The Spiritual in the Secular: How Cricket Fills a void of Collective Belonging

The experience of witnessing exceptional feats in sports can evoke powerful emotions, a phenomenon explored by social psychologist Jonathan Haidt in his research on “elevation.” Haidt’s work suggests a connection between the vagus nerve, oxytocin release, and feelings of bonding triggered by witnessing moral beauty. In a study detailed in his work, Haidt observed that when lactating mothers watched an elevating video, nearly half experienced milk leakage or nursing urges – a physiological response linked to oxytocin, frequently enough called the “love hormone.” This demonstrated a potential biological basis for the feeling of connection and upliftment.

But elevation isn’t limited to scenarios explicitly involving human kindness. The author finds similar feelings when watching exceptional performances in cricket. The joy experienced when Steve Smith scores a century, Jasprit Bumrah maintains a stellar bowling average, or Nicholas Pooran excels in T20 cricket, mirrors the physiological and emotional responses Haidt describes. This isn’t a matter of religious fervor, the author emphasizes, but a deeply felt response to beauty and excellence.

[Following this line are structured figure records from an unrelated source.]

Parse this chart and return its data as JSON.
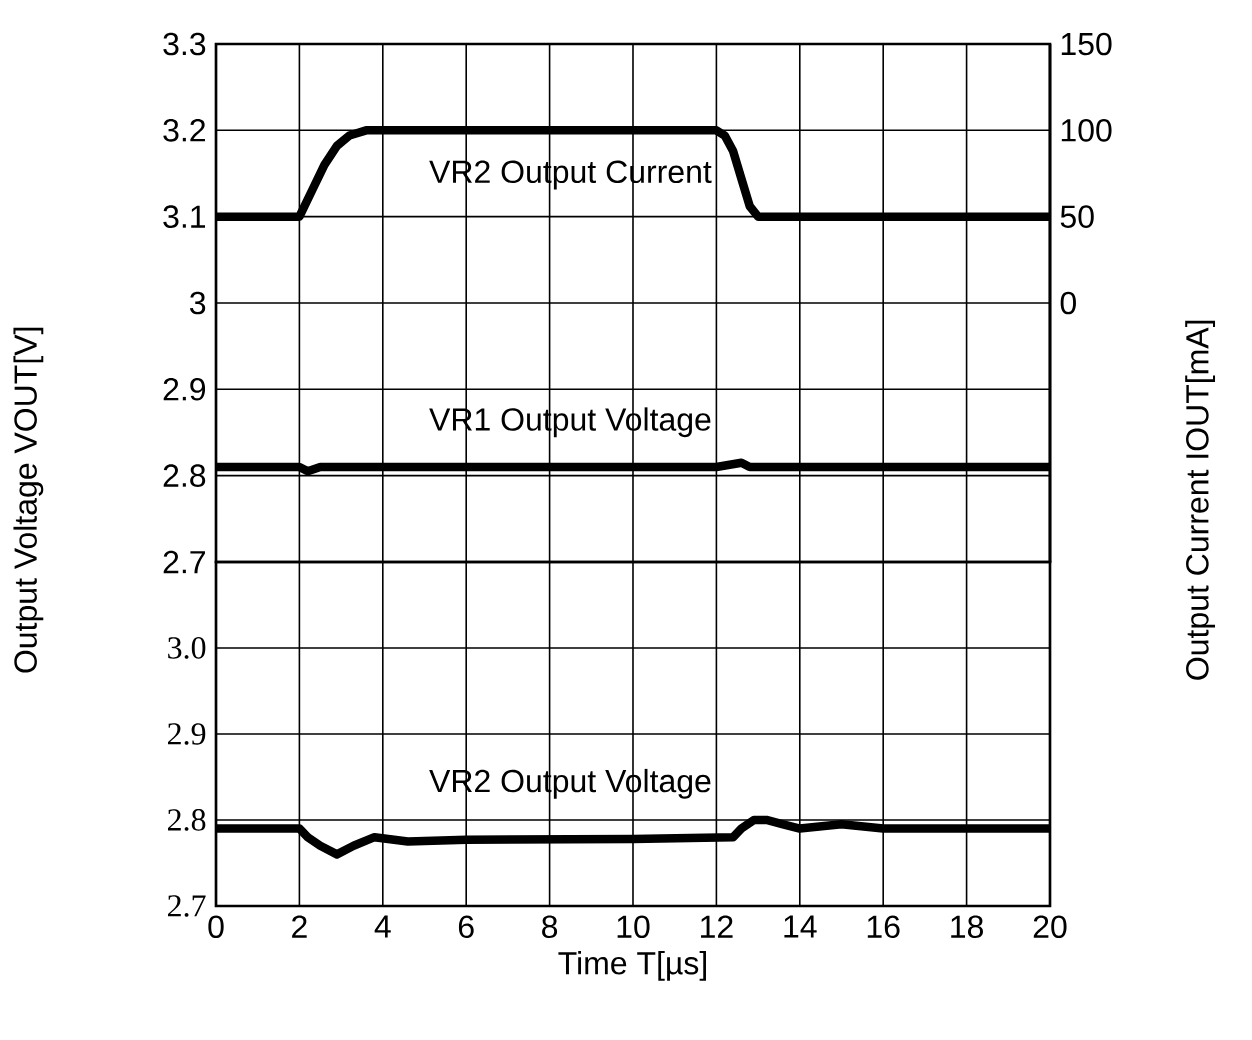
{
  "chart_data": [
    {
      "type": "line",
      "xlim": [
        0,
        20
      ],
      "xticks": [
        0,
        2,
        4,
        6,
        8,
        10,
        12,
        14,
        16,
        18,
        20
      ],
      "ylim": [
        2.7,
        3.3
      ],
      "yticks": [
        3.3,
        3.2,
        3.1,
        3,
        2.9,
        2.8,
        2.7
      ],
      "y2lim": [
        -150,
        150
      ],
      "y2ticks": [
        0,
        50,
        100,
        150
      ],
      "ylabel": "Output Voltage VOUT[V]",
      "y2label": "Output Current IOUT[mA]",
      "grid": true,
      "tick_labels": "y",
      "marker": "none",
      "line_style": "solid",
      "series": [
        {
          "name": "VR2 Output Current",
          "color": "#000000",
          "axis": "y2",
          "x": [
            0,
            2,
            2.3,
            2.6,
            2.9,
            3.2,
            3.6,
            12,
            12.2,
            12.4,
            12.6,
            12.8,
            13,
            20
          ],
          "values": [
            50,
            50,
            65,
            80,
            91,
            97,
            100,
            100,
            97,
            88,
            72,
            56,
            50,
            50
          ]
        },
        {
          "name": "VR1 Output Voltage",
          "color": "#000000",
          "x": [
            0,
            2,
            2.2,
            2.5,
            4,
            12,
            12.6,
            12.8,
            13,
            20
          ],
          "values": [
            2.81,
            2.81,
            2.805,
            2.81,
            2.81,
            2.81,
            2.815,
            2.81,
            2.81,
            2.81
          ]
        }
      ]
    },
    {
      "type": "line",
      "xlim": [
        0,
        20
      ],
      "xticks": [
        0,
        2,
        4,
        6,
        8,
        10,
        12,
        14,
        16,
        18,
        20
      ],
      "ylim": [
        2.7,
        3.1
      ],
      "yticks": [
        {
          "value": 3.0,
          "label": "3.0"
        },
        2.9,
        2.8,
        2.7
      ],
      "xlabel": "Time T[µs]",
      "grid": true,
      "marker": "none",
      "line_style": "solid",
      "series": [
        {
          "name": "VR2 Output Voltage",
          "color": "#000000",
          "x": [
            0,
            2,
            2.2,
            2.5,
            2.9,
            3.3,
            3.8,
            4.6,
            6,
            10,
            12.4,
            12.6,
            12.9,
            13.2,
            13.6,
            14,
            15,
            16,
            20
          ],
          "values": [
            2.79,
            2.79,
            2.78,
            2.77,
            2.76,
            2.77,
            2.78,
            2.775,
            2.777,
            2.778,
            2.78,
            2.79,
            2.8,
            2.8,
            2.795,
            2.79,
            2.795,
            2.79,
            2.79
          ]
        }
      ]
    }
  ]
}
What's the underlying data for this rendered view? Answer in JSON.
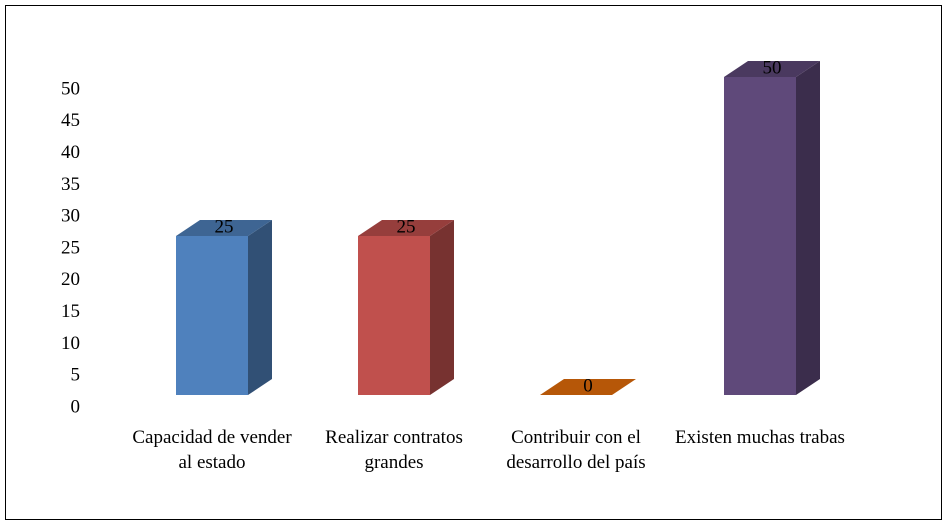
{
  "chart_data": {
    "type": "bar3d",
    "categories": [
      "Capacidad de vender al estado",
      "Realizar contratos grandes",
      "Contribuir con el desarrollo del país",
      "Existen muchas trabas"
    ],
    "values": [
      25,
      25,
      0,
      50
    ],
    "colors": [
      "#4f81bd",
      "#c0504d",
      "#b65708",
      "#5f497a"
    ],
    "ylim": [
      0,
      50
    ],
    "yticks": [
      0,
      5,
      10,
      15,
      20,
      25,
      30,
      35,
      40,
      45,
      50
    ],
    "grid": false
  }
}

This resonance with beauty and greatness isn’t a new phenomenon. Throughout history, thinkers have linked morality, nature, and awe. Immanuel Kant famously connected genuine awe to “the starry sky above and the moral law within.” Similarly, Thomas Jefferson pondered weather the gallantry of fictional heroes could inspire moral enhancement, asking if such narratives don’t “dilate [the reader’s] breast and elevate his sentiments as much as any similar incident which real history can furnish?”

This leads to a compelling question: could sport function as a “crypto-religious” behavior in modern society, offering a space for experiencing elevation? The author suggests that the superstitious behaviors of sports fans – like fearing to “jinx” a game – hint at a deeper, almost spiritual engagement.For the author, cricket serves as a pathway to a sense of connection and transcendence. Communal viewing transforms the experience into a collective elevation, akin to religious worship. In a society increasingly characterized by individualism and declining religious affiliation, cricket provides a rare prospect to feel “fused with something larger than myself.” It’s a door to belonging, a space where shared passion and awe create a sense of collective purpose and spiritual resonance.